An AC analysis of the circuit can also be performed by substituting \(j \omega\) for \(s\) in the network equations and solving for the voltage at any desired node. The independent voltage source can be adjusted to a different amplitude and phase.

For example, we can change the independent voltage source, V1, to have an amplitude of 10 at a frequency of 10 Hz with a phase of shift of 30 degrees.

source_amp = 10
source_phase = 30 # phase in degrees
new_V1 = source_amp*np.exp(1j*(source_phase*np.pi/180))

freq_Hz = 10 #Hz
w = 2*np.pi*freq_Hz # radian frequency

element_values[V1] = new_V1
NE_Nw = equ.subs(element_values)
NE_Nw = NE_Nw.subs({s:1j*w})

temp = ''
for i in range(shape(NE_Nw.lhs)[0]):
    temp += '${:s} = {:s}$<br>'.format(latex(NE_Nw.rhs[i]),latex(NE_Nw.lhs[i]))

Markdown(temp)

\(0 = I_{V1} + 0.00166666666666667 v_{1} - 0.00166666666666667 v_{2}\)
\(0 = I_{L1} - 0.00166666666666667 v_{1} + v_{2} \cdot \left(0.00166666666666667 + 2.38761041672824 \cdot 10^{-5} i\right)\)
\(0 = - I_{L1} + v_{3} \cdot \left(0.00166666666666667 + 2.38761041672824 \cdot 10^{-5} i\right)\)
\(8.66025403784439 + 5.0 i = v_{1}\)
\(0 = - 9.55044166691297 i I_{L1} + v_{2} - v_{3}\)

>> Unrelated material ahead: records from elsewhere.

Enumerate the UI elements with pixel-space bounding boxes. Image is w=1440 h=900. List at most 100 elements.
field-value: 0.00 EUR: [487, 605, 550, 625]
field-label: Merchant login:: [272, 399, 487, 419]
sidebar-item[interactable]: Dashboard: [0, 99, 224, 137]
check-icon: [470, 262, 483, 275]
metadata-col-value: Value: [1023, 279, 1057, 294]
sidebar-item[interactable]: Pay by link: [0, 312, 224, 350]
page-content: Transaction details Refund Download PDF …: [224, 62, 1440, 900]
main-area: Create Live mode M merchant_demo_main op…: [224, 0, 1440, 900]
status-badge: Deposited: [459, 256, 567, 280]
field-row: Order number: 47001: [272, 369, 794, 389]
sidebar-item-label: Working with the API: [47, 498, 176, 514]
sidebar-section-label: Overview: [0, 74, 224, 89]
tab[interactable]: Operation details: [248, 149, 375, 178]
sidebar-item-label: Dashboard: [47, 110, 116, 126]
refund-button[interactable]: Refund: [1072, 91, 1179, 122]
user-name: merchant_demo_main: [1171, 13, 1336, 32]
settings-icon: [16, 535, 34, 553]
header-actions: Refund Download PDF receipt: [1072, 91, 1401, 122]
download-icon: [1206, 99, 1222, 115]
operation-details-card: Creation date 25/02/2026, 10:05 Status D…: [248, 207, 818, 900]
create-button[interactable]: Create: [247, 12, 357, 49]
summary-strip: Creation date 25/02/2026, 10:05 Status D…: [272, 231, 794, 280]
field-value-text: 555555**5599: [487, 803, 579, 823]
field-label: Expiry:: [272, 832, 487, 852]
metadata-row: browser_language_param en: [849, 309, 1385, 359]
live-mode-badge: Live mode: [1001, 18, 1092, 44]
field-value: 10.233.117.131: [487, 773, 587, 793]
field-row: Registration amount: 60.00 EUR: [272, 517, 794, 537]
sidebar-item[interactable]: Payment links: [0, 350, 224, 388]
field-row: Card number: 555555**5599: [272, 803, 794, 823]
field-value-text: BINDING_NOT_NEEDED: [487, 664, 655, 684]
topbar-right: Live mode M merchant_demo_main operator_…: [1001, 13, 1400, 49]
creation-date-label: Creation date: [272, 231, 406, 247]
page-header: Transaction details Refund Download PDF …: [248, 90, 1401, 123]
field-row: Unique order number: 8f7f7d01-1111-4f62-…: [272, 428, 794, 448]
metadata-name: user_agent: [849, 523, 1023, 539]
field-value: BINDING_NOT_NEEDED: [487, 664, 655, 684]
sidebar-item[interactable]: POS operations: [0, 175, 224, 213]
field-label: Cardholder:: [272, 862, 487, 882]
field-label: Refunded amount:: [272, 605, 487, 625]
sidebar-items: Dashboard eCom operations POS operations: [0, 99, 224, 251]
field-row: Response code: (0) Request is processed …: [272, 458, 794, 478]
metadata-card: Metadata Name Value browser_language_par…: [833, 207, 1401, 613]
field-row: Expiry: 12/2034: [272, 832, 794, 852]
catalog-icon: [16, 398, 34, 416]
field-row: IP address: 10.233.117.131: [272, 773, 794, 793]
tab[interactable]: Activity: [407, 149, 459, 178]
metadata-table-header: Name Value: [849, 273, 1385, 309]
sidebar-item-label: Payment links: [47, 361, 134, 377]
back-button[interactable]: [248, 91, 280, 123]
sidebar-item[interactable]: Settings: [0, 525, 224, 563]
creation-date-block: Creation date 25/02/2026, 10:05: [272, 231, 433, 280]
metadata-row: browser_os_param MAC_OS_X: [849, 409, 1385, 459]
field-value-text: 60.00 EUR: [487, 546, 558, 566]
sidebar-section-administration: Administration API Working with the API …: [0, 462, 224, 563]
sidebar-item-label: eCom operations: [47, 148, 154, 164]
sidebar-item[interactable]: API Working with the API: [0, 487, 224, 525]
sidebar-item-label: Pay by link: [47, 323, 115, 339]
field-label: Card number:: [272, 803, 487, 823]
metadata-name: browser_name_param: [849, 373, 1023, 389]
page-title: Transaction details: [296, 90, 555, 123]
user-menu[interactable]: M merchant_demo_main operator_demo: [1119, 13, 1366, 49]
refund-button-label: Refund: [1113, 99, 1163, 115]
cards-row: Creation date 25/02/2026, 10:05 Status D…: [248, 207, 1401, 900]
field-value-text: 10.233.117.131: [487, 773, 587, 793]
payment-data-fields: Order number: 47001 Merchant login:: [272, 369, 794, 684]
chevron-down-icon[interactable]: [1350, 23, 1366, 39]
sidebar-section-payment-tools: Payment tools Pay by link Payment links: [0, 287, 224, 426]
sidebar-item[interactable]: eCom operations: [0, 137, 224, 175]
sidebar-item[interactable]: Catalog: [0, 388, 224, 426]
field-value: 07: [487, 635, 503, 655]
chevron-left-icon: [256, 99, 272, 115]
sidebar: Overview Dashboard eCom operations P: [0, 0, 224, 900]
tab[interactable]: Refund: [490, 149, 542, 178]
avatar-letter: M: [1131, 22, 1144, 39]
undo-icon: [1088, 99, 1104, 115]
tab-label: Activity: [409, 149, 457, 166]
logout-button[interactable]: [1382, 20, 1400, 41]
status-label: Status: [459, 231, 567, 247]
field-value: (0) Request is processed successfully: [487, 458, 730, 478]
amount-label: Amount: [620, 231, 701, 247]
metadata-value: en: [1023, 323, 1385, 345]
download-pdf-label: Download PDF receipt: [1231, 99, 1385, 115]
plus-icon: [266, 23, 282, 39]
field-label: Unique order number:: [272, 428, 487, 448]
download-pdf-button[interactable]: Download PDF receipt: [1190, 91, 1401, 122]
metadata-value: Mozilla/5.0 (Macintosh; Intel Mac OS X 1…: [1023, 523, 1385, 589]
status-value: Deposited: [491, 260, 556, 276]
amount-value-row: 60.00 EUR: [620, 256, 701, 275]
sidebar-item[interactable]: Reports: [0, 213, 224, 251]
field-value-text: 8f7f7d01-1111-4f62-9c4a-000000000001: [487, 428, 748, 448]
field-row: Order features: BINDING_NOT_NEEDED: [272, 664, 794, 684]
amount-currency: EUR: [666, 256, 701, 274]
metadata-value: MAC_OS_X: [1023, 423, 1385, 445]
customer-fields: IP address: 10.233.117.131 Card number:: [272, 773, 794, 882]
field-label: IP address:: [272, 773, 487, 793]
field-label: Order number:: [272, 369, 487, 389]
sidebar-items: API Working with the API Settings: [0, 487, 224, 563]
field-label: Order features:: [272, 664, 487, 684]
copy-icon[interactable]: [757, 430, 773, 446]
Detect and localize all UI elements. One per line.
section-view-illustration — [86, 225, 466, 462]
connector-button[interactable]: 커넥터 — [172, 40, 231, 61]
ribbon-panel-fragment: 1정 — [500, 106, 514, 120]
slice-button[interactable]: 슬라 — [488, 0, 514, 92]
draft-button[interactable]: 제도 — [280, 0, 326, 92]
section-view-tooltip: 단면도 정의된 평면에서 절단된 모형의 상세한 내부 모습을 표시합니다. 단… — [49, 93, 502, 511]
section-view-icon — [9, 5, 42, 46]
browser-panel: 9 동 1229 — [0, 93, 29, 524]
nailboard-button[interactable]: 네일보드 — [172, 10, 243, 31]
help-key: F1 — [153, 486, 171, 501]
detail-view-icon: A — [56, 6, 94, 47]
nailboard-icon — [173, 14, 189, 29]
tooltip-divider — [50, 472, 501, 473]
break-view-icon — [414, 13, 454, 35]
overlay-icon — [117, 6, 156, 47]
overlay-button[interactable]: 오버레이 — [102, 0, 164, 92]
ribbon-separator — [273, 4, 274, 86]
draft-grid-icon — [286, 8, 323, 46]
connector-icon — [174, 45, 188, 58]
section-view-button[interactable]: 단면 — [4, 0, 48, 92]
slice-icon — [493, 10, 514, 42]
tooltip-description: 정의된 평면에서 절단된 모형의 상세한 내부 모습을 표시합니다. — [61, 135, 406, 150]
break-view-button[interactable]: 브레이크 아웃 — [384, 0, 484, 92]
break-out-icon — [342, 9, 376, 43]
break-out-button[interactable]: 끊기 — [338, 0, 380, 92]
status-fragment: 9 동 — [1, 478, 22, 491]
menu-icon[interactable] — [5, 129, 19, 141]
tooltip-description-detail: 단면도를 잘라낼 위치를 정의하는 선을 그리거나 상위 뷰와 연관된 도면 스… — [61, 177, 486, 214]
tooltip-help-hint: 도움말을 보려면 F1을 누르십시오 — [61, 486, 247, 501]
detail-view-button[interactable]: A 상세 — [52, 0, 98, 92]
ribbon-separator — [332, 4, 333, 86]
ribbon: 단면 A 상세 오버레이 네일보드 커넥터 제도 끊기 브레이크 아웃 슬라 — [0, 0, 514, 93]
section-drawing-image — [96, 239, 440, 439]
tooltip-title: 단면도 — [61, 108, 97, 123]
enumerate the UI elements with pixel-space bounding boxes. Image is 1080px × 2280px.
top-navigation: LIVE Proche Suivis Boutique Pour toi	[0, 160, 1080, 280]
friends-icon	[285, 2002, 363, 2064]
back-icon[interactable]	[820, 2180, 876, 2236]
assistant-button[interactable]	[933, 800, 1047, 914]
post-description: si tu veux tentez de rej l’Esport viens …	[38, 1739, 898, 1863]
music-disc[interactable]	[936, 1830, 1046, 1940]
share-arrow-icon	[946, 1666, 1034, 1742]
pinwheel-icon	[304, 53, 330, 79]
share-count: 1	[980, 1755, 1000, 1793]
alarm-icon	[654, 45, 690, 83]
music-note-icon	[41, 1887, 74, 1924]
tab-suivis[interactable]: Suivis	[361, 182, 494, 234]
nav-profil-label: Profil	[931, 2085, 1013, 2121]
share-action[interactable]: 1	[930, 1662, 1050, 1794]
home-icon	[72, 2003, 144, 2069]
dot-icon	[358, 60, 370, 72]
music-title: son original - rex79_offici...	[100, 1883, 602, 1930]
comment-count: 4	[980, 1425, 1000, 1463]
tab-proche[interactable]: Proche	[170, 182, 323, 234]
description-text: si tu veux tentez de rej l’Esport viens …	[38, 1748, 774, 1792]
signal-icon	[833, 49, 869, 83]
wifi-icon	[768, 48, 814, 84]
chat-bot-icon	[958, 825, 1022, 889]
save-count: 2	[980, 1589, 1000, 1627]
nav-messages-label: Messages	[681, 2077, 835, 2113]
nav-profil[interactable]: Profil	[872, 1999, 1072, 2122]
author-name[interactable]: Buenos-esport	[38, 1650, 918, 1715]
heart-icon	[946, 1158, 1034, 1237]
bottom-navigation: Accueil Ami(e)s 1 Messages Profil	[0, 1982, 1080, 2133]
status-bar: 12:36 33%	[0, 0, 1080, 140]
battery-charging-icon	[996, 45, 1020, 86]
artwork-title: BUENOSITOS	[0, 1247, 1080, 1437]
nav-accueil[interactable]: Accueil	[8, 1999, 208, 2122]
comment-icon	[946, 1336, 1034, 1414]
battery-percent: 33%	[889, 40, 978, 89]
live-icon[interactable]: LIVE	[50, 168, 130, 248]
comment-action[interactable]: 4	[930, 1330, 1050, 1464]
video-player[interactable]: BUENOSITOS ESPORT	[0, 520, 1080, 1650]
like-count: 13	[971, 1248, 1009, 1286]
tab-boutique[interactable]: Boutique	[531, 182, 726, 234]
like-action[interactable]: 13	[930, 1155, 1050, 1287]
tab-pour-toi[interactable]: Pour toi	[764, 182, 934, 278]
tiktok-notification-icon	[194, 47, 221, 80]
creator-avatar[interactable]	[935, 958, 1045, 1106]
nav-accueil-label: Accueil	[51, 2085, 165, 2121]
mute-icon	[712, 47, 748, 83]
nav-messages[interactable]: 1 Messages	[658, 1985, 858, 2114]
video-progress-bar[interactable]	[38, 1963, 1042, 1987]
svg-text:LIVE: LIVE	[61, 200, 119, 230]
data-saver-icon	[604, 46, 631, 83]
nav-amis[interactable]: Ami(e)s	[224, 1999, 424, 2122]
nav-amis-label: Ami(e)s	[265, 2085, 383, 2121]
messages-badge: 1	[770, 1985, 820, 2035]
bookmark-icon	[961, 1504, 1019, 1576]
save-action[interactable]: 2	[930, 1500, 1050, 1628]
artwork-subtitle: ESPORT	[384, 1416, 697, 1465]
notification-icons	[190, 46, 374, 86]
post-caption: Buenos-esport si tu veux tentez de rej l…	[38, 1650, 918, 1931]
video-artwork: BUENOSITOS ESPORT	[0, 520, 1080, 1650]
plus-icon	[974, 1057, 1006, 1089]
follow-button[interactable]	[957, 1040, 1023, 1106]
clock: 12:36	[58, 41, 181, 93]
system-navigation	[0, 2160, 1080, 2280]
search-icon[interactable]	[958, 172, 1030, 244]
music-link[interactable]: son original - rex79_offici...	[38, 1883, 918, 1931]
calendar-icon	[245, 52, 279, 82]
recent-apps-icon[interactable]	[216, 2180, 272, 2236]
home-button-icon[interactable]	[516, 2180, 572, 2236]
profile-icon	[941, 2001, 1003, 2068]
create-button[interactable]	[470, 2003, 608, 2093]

Again, we can use the SymPy function, solve, to get a solution for \(V_1 = 10 sin(2 \pi 10 t + 30)\) and print the unknown voltages and currents.

U_Nw = solve(NE_Nw,X)

table_header = ['unknown', 'mag','phase, deg']
table_row = []

for name, value in U_Nw .items():
  table_row.append([str(name),float(abs(value)),float(arg(value)*180/np.pi)])

print(tabulate(table_row, headers=table_header,colalign = ('left','decimal','decimal'),tablefmt="simple",floatfmt=('5s','.6f','.6f')))

unknown          mag    phase, deg
---------  ---------  ------------
v1         10.000000     30.000000
v2          4.999392     29.635345
v3          4.999899     28.723214
I_V1        0.008335   -149.635448
I_L1        0.008334     29.543958

The values obtained from the Python code agree with the results from LTSpice.

4.2 Summary

In this chapter the use of the function smna(net_list) was described and an example circuit was analyzed.